Florida charter schools would have a greater authority over their federal education funding if a bill approved today by the state House finds a path through the Senate.
HB 7101 would increase charters’ ability to form their own local education agencies, or LEAs in federal parlance. That would allow them to receive federal funds for training teachers and supporting low-income students directly, without going through their local school districts.
And districts would have to give all public schools, including charters, authority to decide how most of their federal Title I funding gets spent.
Those are two of many changes in the measure, which passed on a nearly party-line vote, with two Democrats joining Republicans in support.
Rep. Wengay Newton, D-St. Petersburg, opposed the bill, arguing charter schools are part of a “separate but equal” public education system. Rep. Shevrin Jones, D-West Park, questioned whether allowing charter schools to form LEAs would raise “constitutional” issues.
Florida’s constitution gives local school boards exclusive control over all public schools in their geographic areas.
But Rep. Manny Diaz, R-Hialeah, said there is no state constitutional restriction that restricts charter school networks forming LEAs.

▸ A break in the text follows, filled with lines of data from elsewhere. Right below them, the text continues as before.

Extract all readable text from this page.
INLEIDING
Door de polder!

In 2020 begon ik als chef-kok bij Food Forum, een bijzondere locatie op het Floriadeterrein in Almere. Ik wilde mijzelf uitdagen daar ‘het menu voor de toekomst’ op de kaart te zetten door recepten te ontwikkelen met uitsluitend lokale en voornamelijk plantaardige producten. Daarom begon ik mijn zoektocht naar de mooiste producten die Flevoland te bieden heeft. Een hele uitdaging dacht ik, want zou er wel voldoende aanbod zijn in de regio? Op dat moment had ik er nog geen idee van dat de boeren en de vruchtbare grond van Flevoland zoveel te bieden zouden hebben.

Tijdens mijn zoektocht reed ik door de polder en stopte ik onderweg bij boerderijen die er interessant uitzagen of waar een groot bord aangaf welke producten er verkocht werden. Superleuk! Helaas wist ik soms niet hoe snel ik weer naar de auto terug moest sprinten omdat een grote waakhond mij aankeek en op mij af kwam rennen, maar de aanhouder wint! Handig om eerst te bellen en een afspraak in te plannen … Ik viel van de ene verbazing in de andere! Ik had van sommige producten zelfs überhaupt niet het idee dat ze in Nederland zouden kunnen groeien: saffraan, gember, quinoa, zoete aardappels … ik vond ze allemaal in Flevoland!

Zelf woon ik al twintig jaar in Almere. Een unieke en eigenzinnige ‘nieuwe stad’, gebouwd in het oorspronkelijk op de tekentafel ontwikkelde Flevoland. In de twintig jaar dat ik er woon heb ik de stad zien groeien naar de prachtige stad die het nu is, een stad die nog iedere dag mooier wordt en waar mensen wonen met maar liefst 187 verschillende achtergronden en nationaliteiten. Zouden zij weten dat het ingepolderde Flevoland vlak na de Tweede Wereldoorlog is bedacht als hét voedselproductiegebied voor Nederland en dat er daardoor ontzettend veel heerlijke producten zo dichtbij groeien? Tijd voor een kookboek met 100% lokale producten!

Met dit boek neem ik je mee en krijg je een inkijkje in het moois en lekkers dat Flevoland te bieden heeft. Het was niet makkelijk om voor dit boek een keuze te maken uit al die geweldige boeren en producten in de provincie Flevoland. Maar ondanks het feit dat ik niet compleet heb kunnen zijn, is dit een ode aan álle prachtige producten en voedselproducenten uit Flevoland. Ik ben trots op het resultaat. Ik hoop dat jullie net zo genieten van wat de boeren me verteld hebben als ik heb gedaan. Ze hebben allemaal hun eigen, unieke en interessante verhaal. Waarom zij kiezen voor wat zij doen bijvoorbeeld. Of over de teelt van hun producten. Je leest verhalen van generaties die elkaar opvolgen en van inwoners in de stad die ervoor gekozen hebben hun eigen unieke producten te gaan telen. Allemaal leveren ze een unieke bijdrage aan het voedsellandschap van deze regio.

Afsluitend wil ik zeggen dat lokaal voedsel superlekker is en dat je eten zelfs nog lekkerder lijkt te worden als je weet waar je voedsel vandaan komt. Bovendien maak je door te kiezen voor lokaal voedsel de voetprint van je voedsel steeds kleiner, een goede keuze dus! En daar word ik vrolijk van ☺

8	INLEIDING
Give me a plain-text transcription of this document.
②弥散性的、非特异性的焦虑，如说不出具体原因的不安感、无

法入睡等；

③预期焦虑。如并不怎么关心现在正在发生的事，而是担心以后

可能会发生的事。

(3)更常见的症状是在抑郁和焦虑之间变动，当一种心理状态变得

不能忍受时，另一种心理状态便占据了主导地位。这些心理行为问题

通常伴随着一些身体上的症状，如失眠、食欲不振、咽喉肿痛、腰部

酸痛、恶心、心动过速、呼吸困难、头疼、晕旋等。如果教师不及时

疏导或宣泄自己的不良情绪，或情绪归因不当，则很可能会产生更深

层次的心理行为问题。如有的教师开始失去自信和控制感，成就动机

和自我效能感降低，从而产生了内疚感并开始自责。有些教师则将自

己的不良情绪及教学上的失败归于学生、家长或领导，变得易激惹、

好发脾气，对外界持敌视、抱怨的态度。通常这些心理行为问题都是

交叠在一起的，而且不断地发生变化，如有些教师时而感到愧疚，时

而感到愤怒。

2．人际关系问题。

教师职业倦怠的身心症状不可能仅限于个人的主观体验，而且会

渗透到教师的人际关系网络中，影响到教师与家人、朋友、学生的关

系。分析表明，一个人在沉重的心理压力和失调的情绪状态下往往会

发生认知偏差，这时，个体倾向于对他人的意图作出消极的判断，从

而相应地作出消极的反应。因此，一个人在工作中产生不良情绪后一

One Florida charter school system, in the Polk County city of Lake Wales, already has. The bill would allow more charter networks to do the same.
And Diaz noted the bill would also give leaders of district-run public schools a greater say in how they use federal funding designed to help low-income students.
“The Title I dollars should go where the kids are,” he said. “Those dollars are for the students.”
Rep. Bob Cortes, R-Altamonte Springs, who helped shepherd the bill, said other changes — like eliminating a one-school-per-year cap on academically high-performing charter schools that want to replicate in academically low-performing areas — would help Florida expand educational opportunities for all students.
The big question now is what the Senate will do. One potential companion bill, SB 1362, has very little in common with the House’s legislation. But there are a lot of education proposals floating around, and plenty of deals waiting to be cut before the legislative session ends May 5.